Shipped in Birds - Heavily Mite Infested

heirloomorps

Songster
7 Years
Oct 30, 2012
982
23
113
Brooksville, FL
My Coop
My Coop
We are after some advice on what to do...

After purchasing a not very cheap trio of birds ($300), they arrived all very heavily infested with Mites.
This clearly didn't happen during the shipping...

How would you approach the seller and what if anything would you expect them to do?




 
I would send these pictures to the breeder and assume they don't know about it. I don't know how big their farm is and whether they have hired help. They may not see all of their birds as hired help may be handling and shipping the birds. They are obviously not aware of this mite infestation and I am pretty sure they will be quite embarrassed when told about it. They do need to be told as they need to treat the birds at their farm.

If you are otherwise happy with the birds, that is all I would do.
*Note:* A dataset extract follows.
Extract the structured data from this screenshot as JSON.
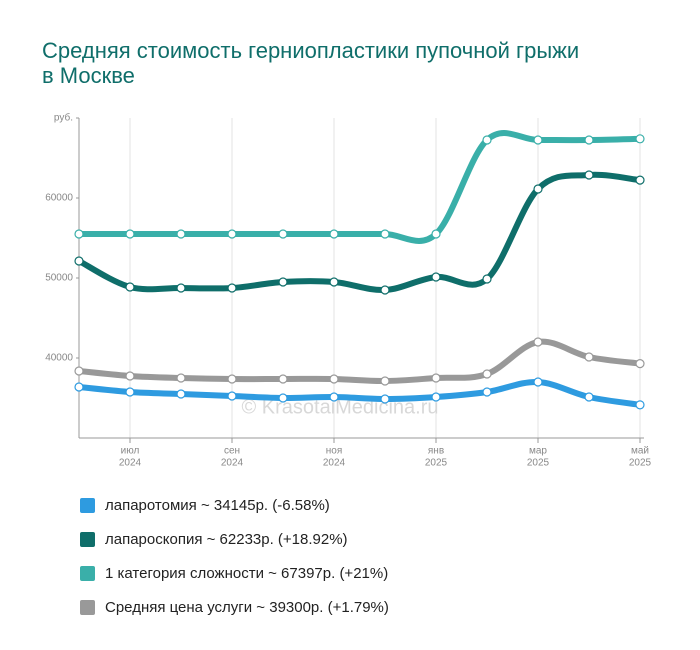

The embarrassment will be punishment enough for sending infested birds. If you are wanting birds from them in the future, I would leave at that.

Vickie et al
Kelso, WA.
 
I don't breed or anything, so I've never bought birds nearly that expensive.
Obviously I would expect them to be in perfect condition at that price!
I don't know if there was any guarantee, but I would definitely tell them.
Honestly I would expect to either be able to return them or a partial refund and an apology.

Where do you even find mites like that, is it at the base off all feathers or a certain area? I just got some birds the other day and they're in confinement I need to go look for this, I was only told to check the vent...
 
Those are lice eggs. I've read that coconut oil will remove them. I also recommend you keep them in quarantine and dust them with sevin dust, redust again in 7-10 days.
http://ohioline.osu.edu/vme-fact/0018.html

X2 on the Sevin for lice. As much as I don't like powders, Sevin-5 wipes them out. I knew an old guy who removed them with motor oil once. Poor birds. Coconut or even mineral oil is much better.
 
Bird treatment aside, I think the seller needs to be made aware of the problem at a minimum. I disagree that it's obvious the seller is not aware of the problem. Maybe he is, maybe he isn't. But he needs to know that you as a paying customer did not receive the goods you contracted for. What you do beyond that is really up to you. Do you want to keep the birds or return them? Do you want to be refunded a portion of the purchase price? Reimbursed for the cost of treatment (though I can't imagine that amounts to all that much monetarily, does it?)? If he is a trustworthy supplier, he will make an honest attempt to make it right according to your wishes. Within reason, of course. If he refuses or gives you the run-around, chalk it up as the price of buying the merchandise sight-unseen. I don't know BYC's policy on reviewing chicken/poultry suppliers, but if it's allowed, share that information in the appropriate forum. Make others you know that might purchase from seller aware of the circumstances. I'm not suggesting bad-mouthing, just a review. Like on Amazon. :) And there's always small claims court, but I reckon the cost to file is just not worth whatever judgment you might expect. $100/bird (average) is a lot for me, but even at that, it wouldn't meet my threshold to go through the hassle of suing. I get enough of that as a landlord.
 
Breeders should be made accountable including the one the OP got birds from. Be glad you didn't get any birds from him with MG or some other virus though. That happened to me once.